The sample seems to be skewed toward parents with more education and average or above-average income levels. Although socioeconomic differences in Norway are relatively low, we cannot rule out the possibility that our sample is only representative of those children in higher socioeconomic classes. Low socioeconomic status is associated with an increased risk of psychopathology in children [58]. To ensure generalization to this high-risk group, future research should strive to include these families. Demographic data were reported by parents, and approximately 22% of the included children had no parents participating in the study, or demographic parental data was missing. Consequently, we have no demographic information about these children. The missing parental data may have contributed to the skewness in the sample. For future reference it would be desirable to collect some demographic information directly from children or use register-based data to obtain such information. In the Coping Kids study schools were matched on demographic factors prior to randomization, but no additional steps were taken to ensure inclusion of children from diverse socioeconomic backgrounds.
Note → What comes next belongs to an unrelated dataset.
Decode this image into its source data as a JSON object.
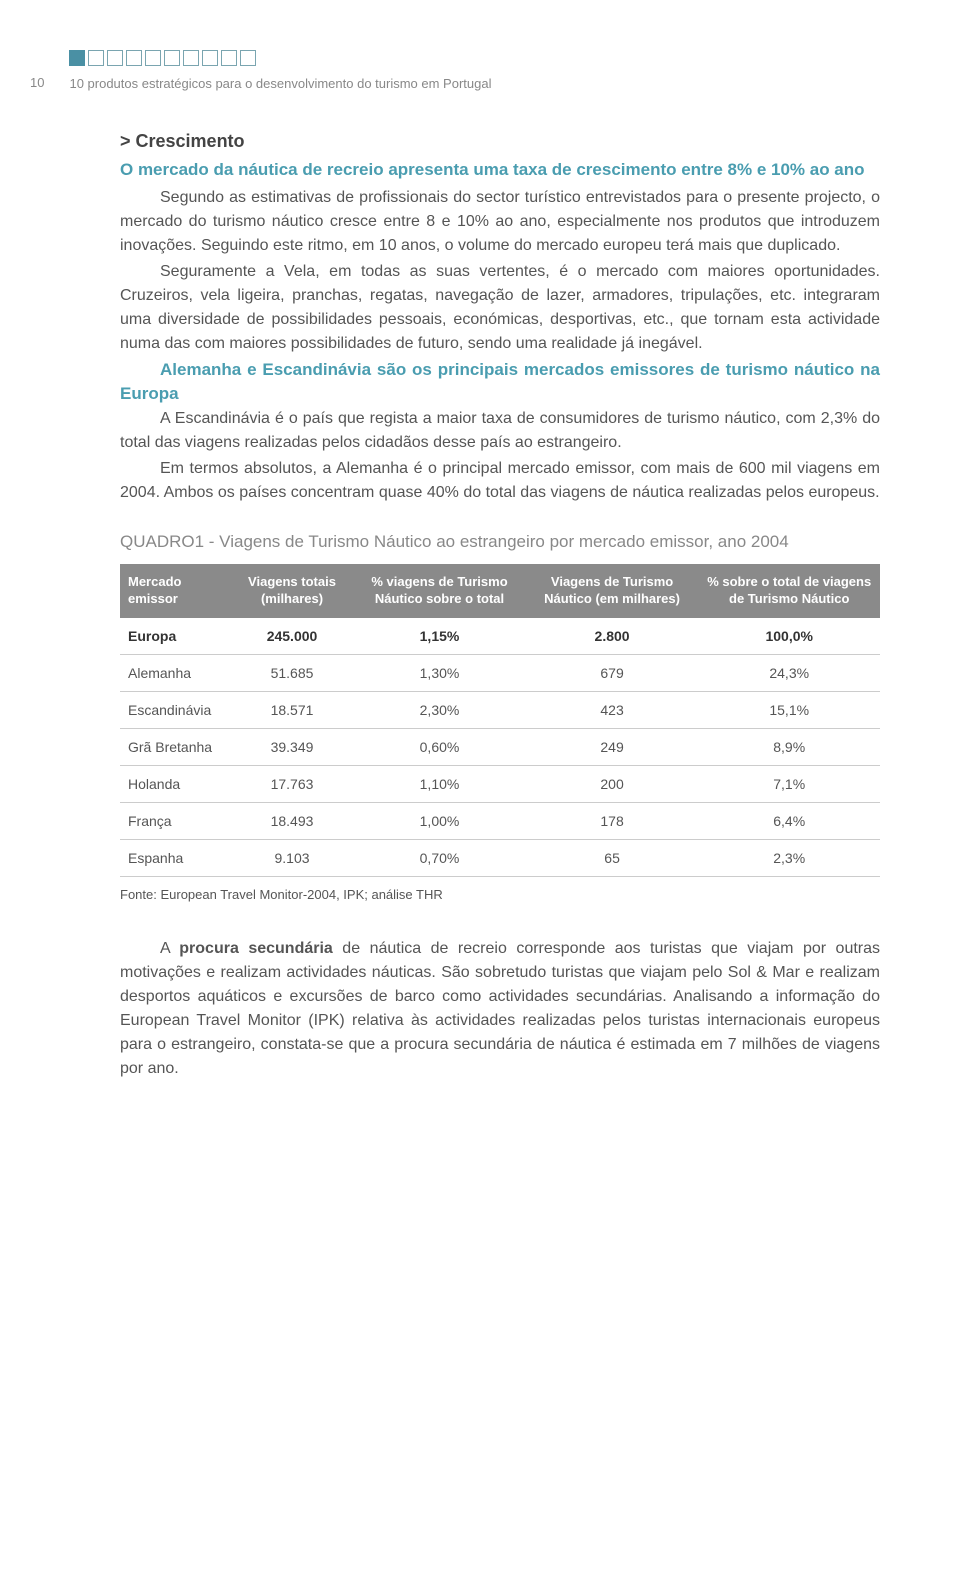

Inclusion in the present study was based on child self-report only. Although the pilot study of EMOTION suggested this to be sufficient [37], recruitment from multiple informants are often recommended [59]. Possibly additional inclusion of children referred by teachers, school health nurses, or parents could contribute to a more diverse socioeconomical status of the sample.

To evaluate a true long-term prevention effect, it will be necessary to have a longer follow-up period than 12 months [43].

Drop-out rates after the intervention started was low (n = 22 in the intervention group, n = 16 in control). However, in the intervention group 67 children dropped out pre intervention, compared to only 7 in the control condition (see Fig. 1, Consort statement). Reasons for drop-out was mainly parental time-constraint and parents not viewing the child’s problem as severe. Possibly the extensiveness of the EMOTION intervention, as well as inclusion based on child self-reported symptoms alone, might have contributed to the high dropout rates preintervention in the intervention group.

In the present study 71 children were excluded due to lack of resources (see Fig. 1), as there were not enough group leaders to run child group for all eligible children. For future reference, more attention should be paid to recruitment of enough group leaders to avoid having to exclude children due to lack of group leaders. Rasmussen et al. [13] found that group leaders reported time, resources and general support from leaders, as barriers to implementation of the Emotion program. Possibly more attention paid to freeing resources for the group leaders could also ease the recruitment of group leaders.

Time constraint seems to be important to consider when implementing a large-scale prevention intervention. In the Coping Kids study time constraint was a reason given by parents for drop-out and a barrier to implementation as reported by group leaders [13]. After completing the Coping Kids study the EMOTION manual underwent revision, and the program was made more flexible where group leaders may reduce the intervention from 20 to 16 child sessions [60]. We do however not yet know if this improves the challenges regarding time constraints. A more comprehensive discussion of facilitators and barriers to implementation in the Coping Kids study are presented by Rasmussen and colleagues [13].

Conclusion

The transdiagnostic EMOTION program has shown potential for long-term reduction of symptoms of anxiety in school-aged children. This could have important implications for reducing potential suffering for children and families and for reducing the possible costs to society for treating disorders later in life. However, results regarding depressive symptoms should be considered preliminary as only parental report indicated effect.